Learning from imperfect quantum data via unsupervised domain adaptation with classical shadows

Abstract

Learning from quantum data using classical machine learning models has emerged as a promising paradigm toward realizing quantum advantages. Despite extensive analyses on their performance, clean and fully labeled quantum data from the target domain are often unavailable in practical scenarios, forcing models to be trained on data collected under conditions that differ from those encountered at deployment. This mismatch highlights the need for new approaches beyond the common assumptions of prior work. In this work, we address this issue by employing an unsupervised domain adaptation framework for learning from imperfect quantum data. Specifically, by leveraging classical representations of quantum states obtained via classical shadows, we perform unsupervised domain adaptation entirely within a classical computational pipeline once measurements on the quantum states are executed. We numerically evaluate the framework on quantum phases of matter and entanglement classification tasks under realistic domain shifts.
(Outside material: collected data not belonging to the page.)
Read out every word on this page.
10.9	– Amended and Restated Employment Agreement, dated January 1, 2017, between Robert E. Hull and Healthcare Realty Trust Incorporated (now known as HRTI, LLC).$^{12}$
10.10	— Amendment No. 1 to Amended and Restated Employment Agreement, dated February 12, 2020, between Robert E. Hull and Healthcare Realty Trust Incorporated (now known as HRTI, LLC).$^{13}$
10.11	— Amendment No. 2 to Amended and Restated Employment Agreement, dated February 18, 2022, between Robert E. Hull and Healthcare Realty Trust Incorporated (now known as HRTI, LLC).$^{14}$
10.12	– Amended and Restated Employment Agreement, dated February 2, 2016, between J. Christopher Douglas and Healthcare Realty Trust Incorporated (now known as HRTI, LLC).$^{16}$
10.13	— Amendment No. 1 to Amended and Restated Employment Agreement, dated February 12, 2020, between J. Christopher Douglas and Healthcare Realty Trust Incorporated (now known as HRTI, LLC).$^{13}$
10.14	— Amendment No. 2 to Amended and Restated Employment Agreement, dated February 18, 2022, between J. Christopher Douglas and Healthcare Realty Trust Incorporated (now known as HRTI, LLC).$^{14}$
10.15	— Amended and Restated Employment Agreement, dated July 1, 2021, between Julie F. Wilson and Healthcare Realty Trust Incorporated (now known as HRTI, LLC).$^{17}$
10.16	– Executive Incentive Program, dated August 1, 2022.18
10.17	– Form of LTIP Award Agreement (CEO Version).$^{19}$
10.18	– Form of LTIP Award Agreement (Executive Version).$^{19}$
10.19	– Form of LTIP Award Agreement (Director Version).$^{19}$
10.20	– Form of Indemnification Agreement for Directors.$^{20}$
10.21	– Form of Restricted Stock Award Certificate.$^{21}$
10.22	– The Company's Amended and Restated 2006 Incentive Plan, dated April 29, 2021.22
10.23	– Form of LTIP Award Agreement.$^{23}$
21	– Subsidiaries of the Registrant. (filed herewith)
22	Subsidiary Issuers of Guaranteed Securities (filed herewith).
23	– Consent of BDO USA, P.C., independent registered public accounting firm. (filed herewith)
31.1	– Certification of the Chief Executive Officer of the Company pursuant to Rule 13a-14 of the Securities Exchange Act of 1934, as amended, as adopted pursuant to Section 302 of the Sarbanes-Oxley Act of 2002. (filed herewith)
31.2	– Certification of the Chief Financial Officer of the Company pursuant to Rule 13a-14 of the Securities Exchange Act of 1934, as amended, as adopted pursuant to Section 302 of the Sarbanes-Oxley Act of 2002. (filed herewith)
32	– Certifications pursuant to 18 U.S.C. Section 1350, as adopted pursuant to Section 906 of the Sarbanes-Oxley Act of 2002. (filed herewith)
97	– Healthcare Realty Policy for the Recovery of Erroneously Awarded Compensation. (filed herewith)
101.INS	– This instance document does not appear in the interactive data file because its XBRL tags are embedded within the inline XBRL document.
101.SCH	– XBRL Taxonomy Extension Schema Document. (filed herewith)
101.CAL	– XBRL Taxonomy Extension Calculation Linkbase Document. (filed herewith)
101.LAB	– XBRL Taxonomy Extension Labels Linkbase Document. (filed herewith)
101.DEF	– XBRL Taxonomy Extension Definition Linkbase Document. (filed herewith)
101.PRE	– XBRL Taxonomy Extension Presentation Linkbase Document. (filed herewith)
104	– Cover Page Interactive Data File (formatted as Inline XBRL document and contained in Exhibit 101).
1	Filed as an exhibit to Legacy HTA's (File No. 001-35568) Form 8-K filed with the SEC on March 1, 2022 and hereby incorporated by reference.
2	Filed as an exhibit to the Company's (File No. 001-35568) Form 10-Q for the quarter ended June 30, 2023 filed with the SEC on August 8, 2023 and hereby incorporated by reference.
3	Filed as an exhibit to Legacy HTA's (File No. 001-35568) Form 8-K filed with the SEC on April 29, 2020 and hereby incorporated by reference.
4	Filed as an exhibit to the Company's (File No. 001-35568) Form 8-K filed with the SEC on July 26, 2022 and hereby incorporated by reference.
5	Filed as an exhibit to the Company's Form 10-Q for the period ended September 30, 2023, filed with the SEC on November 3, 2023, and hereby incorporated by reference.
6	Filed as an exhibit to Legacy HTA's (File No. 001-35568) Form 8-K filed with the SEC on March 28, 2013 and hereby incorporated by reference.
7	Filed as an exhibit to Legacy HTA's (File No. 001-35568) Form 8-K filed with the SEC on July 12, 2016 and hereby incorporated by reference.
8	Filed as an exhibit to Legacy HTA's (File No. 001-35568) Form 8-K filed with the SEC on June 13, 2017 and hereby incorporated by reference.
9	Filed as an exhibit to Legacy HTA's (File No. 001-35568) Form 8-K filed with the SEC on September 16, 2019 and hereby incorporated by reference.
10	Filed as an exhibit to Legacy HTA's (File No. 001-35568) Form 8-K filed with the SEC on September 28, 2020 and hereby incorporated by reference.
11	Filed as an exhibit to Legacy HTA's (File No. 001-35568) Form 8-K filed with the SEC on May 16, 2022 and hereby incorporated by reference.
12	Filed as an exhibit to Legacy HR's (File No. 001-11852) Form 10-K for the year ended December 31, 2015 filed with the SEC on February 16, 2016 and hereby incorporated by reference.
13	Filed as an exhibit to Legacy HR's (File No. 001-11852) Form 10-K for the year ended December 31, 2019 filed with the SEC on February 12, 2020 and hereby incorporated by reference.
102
Across both tasks, our method outperforms source-only non-adaptive baselines and target-only unsupervised learning approaches, demonstrating the practical applicability of domain adaptation to realistic quantum data learning.

Figures (6)

• Figure 1: Schematic illustration of unsupervised domain adaptation (UDA) for quantum data. (Upper) The labeled source domain and the unlabeled target domain follow different distributions; as a consequence, the decision boundary learned on the source domain is generally misaligned with the target data. (Lower) A feature-extraction map is learned so that the resulting representation preserves label-relevant structure while reducing domain-specific discrepancies, enabling a decision rule that transfers from the source to the target domain. One such method is a domain-adversarial training as described in Sec. \ref{['sec:uda-method']}.
• Figure 2: Learning pipeline for unsupervised domain adaptation from classical shadow datasets based on CDAN. The input is the labeled source data $(S_{T_{\mathrm{s}}}(\rho^{\mathrm{s}}_i), y)\in\mathcal{D}^{\mathrm{s}}_{N_{\mathrm{s}}}$ or the unlabeled target data $S_{T_{\mathrm{s}}}(\rho^{\mathrm{s}}_j) \in \mathcal{D}^{\mathrm{t}}_{N_{\mathrm{t}}}$, each consisting of Pauli classical shadow. A feature map $\Phi^{\dd}$ converts each shadow record to an input feature tensor $z$ whose size may depend on the domain $d$. The feature extractor $G_{\bm{\theta}_f}$ consists of an input-size adapter $A^{\dd}_{\mathbf{w}_{\dd}}$ to convert $z$ to a fixed-shape input $\tilde{z}$ followed by a CNN that takes $\tilde{z}$ as input. The CNN includes DSBN layers $\mathrm{BN}^{\dd}$. The latent feature $h = G_{\bm{\theta}_f}(z)$ is converted to the label probability distribution via a label classifier $C_{\bm{\theta}_Y}$ to give a label prediction $\hat{y}$ by taking the argmax. The Kronecker product of $h$ and the label probability distribution is fed into a domain discriminator $D_{\bm{\theta}_\mathrm{dom}}$, which outputs a prediction of which domain the given data belongs to. While the feature extractor and the label classifier are trained to minimize the label classification loss $\mathcal{L}_Y$ using labeled source examples, they are simultaneously trained to maximize the domain discrimination loss $\mathcal{L}_\mathrm{dom}$ via GRL. The domain discriminator is adversarially trained to minimize $\mathcal{L}_\mathrm{dom}$. This way, the label-conditional latent feature distributions over the two domains are made similar while keeping the class-label distinguishability.
• Figure 3: The forward mapping of the whole pipeline.
• Figure 4: Ground-state subspace overlap of the target domains for (a) Cluster and (b) ANNNI models with QETU-based algorithmic state-preparation imperfection. Each panel shows $F_{\mathcal{G}}(\bm{x})=\langle \psi | \Pi_{\mathcal{G}(\bm{x})} | \psi \rangle$ at the corresponding Hamiltonian parameters. Only target domains are shown because source states are exact in these simulations.
• Figure 5: Predicted phase diagrams for QETU-based targets obtained by UDA at $T=10^4$ shots per data point. The displayed trial is selected as follows: for each of the $10$ trials, select a model by EnsV using only target-train predictions, and then choose the trial whose target-unseen macro-F1 is closest to the median over the $10$ trials.